En 2025, Mariette Sobels, présidente de SCADinfo a pris l’initiative de rencontrer la Dre Myriam Guedj. Mme Guedj est enseignante-chercheure à la faculté de psychologie clinique et de la santé (Toulouse). Elle est aussi directrice du département de psychopathologie, psychologie de la santé et neurosciences. Mariette et Dre Guedj ont échangé sur le sujet des difficultés psychologiques que nous, patient-es pouvons rencontrer. À la suite de cette discussion, une étude a été lancée (et d’autres suivront).
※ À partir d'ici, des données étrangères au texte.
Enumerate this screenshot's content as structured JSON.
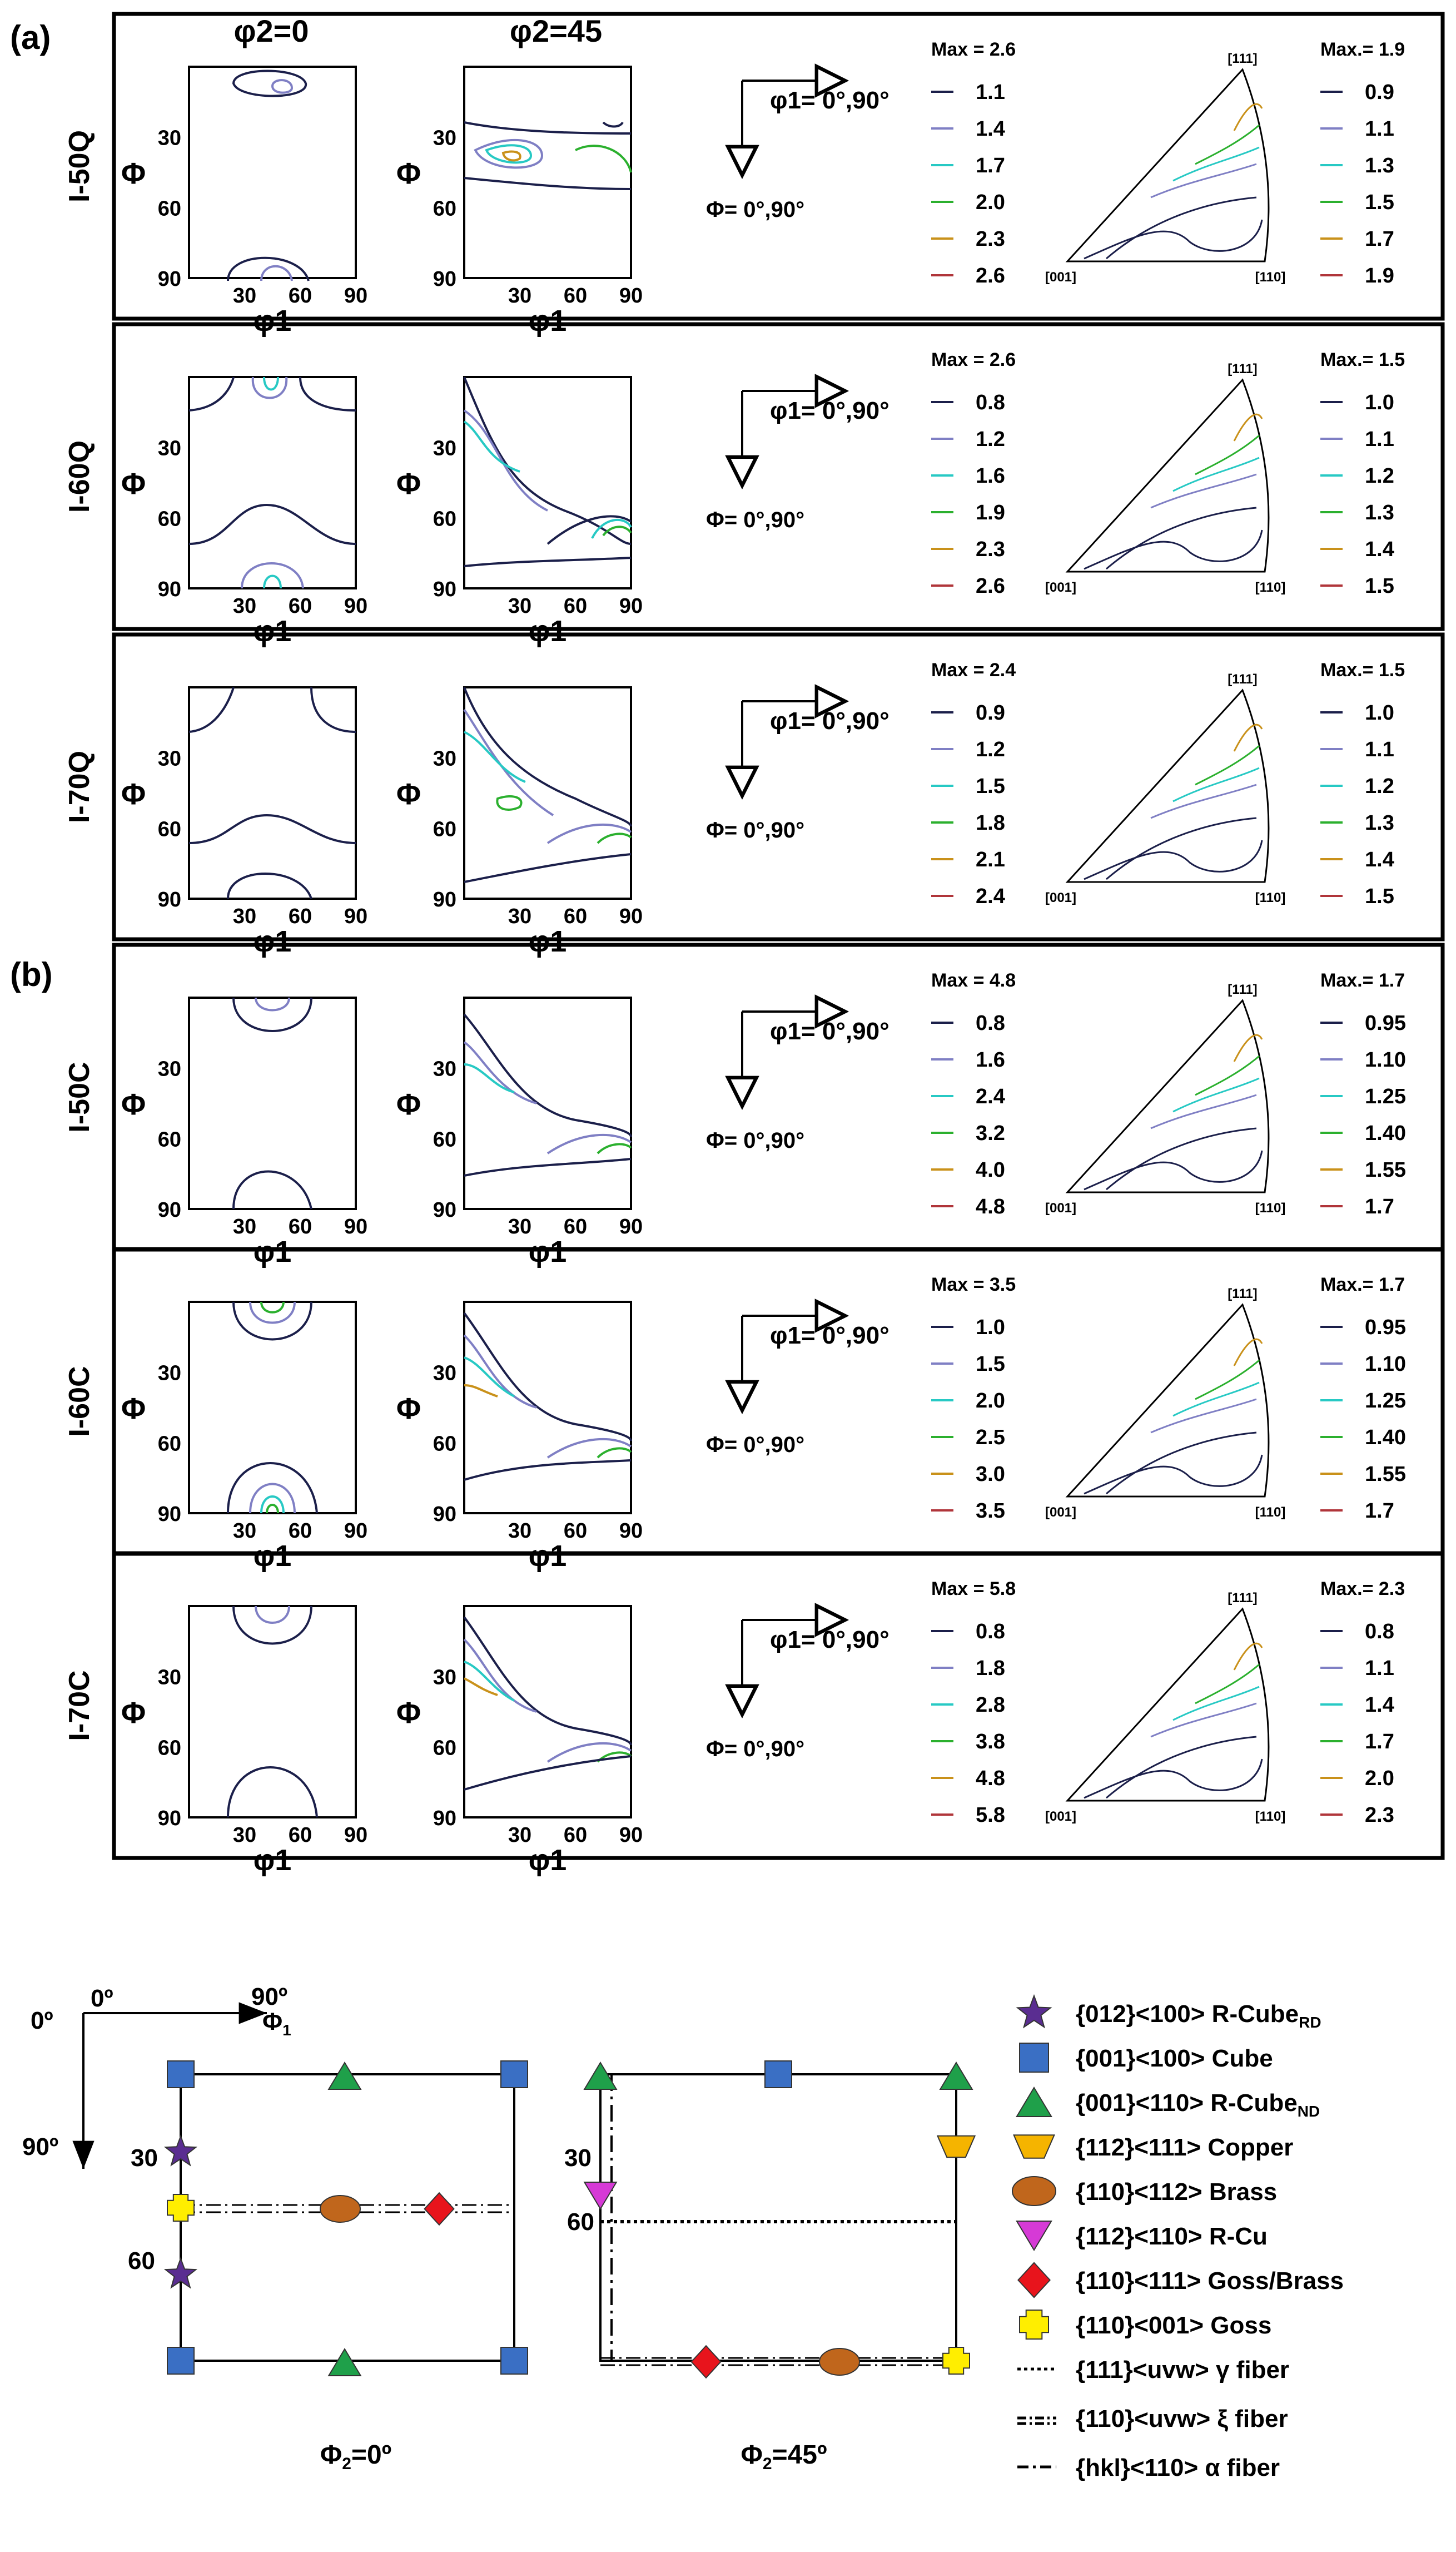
{
  "panel_labels": {
    "a": "(a)",
    "b": "(b)"
  },
  "column_headers": {
    "phi2_0": "φ2=0",
    "phi2_45": "φ2=45"
  },
  "axes": {
    "x_label": "φ1",
    "y_label": "Φ",
    "x_ticks": [
      "30",
      "60",
      "90"
    ],
    "y_ticks": [
      "30",
      "60",
      "90"
    ]
  },
  "ipf_corners": {
    "top": "[111]",
    "left": "[001]",
    "right": "[110]"
  },
  "arrows": {
    "phi1": "φ1= 0°,90°",
    "Phi": "Φ= 0°,90°"
  },
  "odf_palette": [
    "#1b1f4a",
    "#7f7fc4",
    "#27c9c4",
    "#2bb02e",
    "#c9911a",
    "#b0353a"
  ],
  "rows": [
    {
      "name": "I-50Q",
      "odf_max_label": "Max = 2.6",
      "odf_levels": [
        "1.1",
        "1.4",
        "1.7",
        "2.0",
        "2.3",
        "2.6"
      ],
      "ipf_max_label": "Max.= 1.9",
      "ipf_levels": [
        "0.9",
        "1.1",
        "1.3",
        "1.5",
        "1.7",
        "1.9"
      ]
    },
    {
      "name": "I-60Q",
      "odf_max_label": "Max = 2.6",
      "odf_levels": [
        "0.8",
        "1.2",
        "1.6",
        "1.9",
        "2.3",
        "2.6"
      ],
      "ipf_max_label": "Max.= 1.5",
      "ipf_levels": [
        "1.0",
        "1.1",
        "1.2",
        "1.3",
        "1.4",
        "1.5"
      ]
    },
    {
      "name": "I-70Q",
      "odf_max_label": "Max = 2.4",
      "odf_levels": [
        "0.9",
        "1.2",
        "1.5",
        "1.8",
        "2.1",
        "2.4"
      ],
      "ipf_max_label": "Max.= 1.5",
      "ipf_levels": [
        "1.0",
        "1.1",
        "1.2",
        "1.3",
        "1.4",
        "1.5"
      ]
    },
    {
      "name": "I-50C",
      "odf_max_label": "Max = 4.8",
      "odf_levels": [
        "0.8",
        "1.6",
        "2.4",
        "3.2",
        "4.0",
        "4.8"
      ],
      "ipf_max_label": "Max.= 1.7",
      "ipf_levels": [
        "0.95",
        "1.10",
        "1.25",
        "1.40",
        "1.55",
        "1.7"
      ]
    },
    {
      "name": "I-60C",
      "odf_max_label": "Max = 3.5",
      "odf_levels": [
        "1.0",
        "1.5",
        "2.0",
        "2.5",
        "3.0",
        "3.5"
      ],
      "ipf_max_label": "Max.= 1.7",
      "ipf_levels": [
        "0.95",
        "1.10",
        "1.25",
        "1.40",
        "1.55",
        "1.7"
      ]
    },
    {
      "name": "I-70C",
      "odf_max_label": "Max = 5.8",
      "odf_levels": [
        "0.8",
        "1.8",
        "2.8",
        "3.8",
        "4.8",
        "5.8"
      ],
      "ipf_max_label": "Max.= 2.3",
      "ipf_levels": [
        "0.8",
        "1.1",
        "1.4",
        "1.7",
        "2.0",
        "2.3"
      ]
    }
  ],
  "key_diagram": {
    "origin_0": "0º",
    "origin_90": "90º",
    "phi1_axis": "Φ",
    "phi1_sub": "1",
    "down_90": "90º",
    "tick_30": "30",
    "tick_60": "60",
    "caption_left": "Φ",
    "caption_left_sub": "2",
    "caption_left_rest": "=0º",
    "caption_right": "Φ",
    "caption_right_sub": "2",
    "caption_right_rest": "=45º"
  },
  "legend": [
    {
      "symbol": "star",
      "color": "#5a2d91",
      "label": "{012}<100> R-Cube",
      "sub": "RD"
    },
    {
      "symbol": "square",
      "color": "#3a6fc4",
      "label": "{001}<100> Cube",
      "sub": ""
    },
    {
      "symbol": "triangle",
      "color": "#1fa04a",
      "label": "{001}<110> R-Cube",
      "sub": "ND"
    },
    {
      "symbol": "trapezoid",
      "color": "#f5b400",
      "label": "{112}<111> Copper",
      "sub": ""
    },
    {
      "symbol": "ellipse",
      "color": "#c0661c",
      "label": "{110}<112> Brass",
      "sub": ""
    },
    {
      "symbol": "inv-triangle",
      "color": "#d63ad6",
      "label": "{112}<110> R-Cu",
      "sub": ""
    },
    {
      "symbol": "diamond",
      "color": "#e8141c",
      "label": "{110}<111> Goss/Brass",
      "sub": ""
    },
    {
      "symbol": "cross",
      "color": "#ffee00",
      "label": "{110}<001> Goss",
      "sub": ""
    },
    {
      "symbol": "dotted-line",
      "color": "#000000",
      "label": "{111}<uvw> γ fiber",
      "sub": ""
    },
    {
      "symbol": "dashdot2-line",
      "color": "#000000",
      "label": "{110}<uvw> ξ fiber",
      "sub": ""
    },
    {
      "symbol": "dashdot-line",
      "color": "#000000",
      "label": "{hkl}<110> α fiber",
      "sub": ""
    }
  ]
}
Alors c’est dans ce cadre, que Mariette a rencontré Alexandra Rousayrol, encadrée par Dr Guedj, afin de discuter de la SCAD et des enjeux qu’elle représente pour les individus touchés. Cette entrevue a permis d’aborder cette maladie et d’en souligner son impact sur la santé physique ainsi que le bien-être psychologique.
Enquête sur le vécu des patient-es
Pour son mémoire en psychologie de la santé Alexandra mène actuellement d’abord une enquête en phase de pré-test. Une trentaine de patientes ont rapidement répondu à un questionnaire lancé sur nos groupes fermés de discussion sur Facebook. Alexandra réalise également des entretiens avec des personnes volontaires.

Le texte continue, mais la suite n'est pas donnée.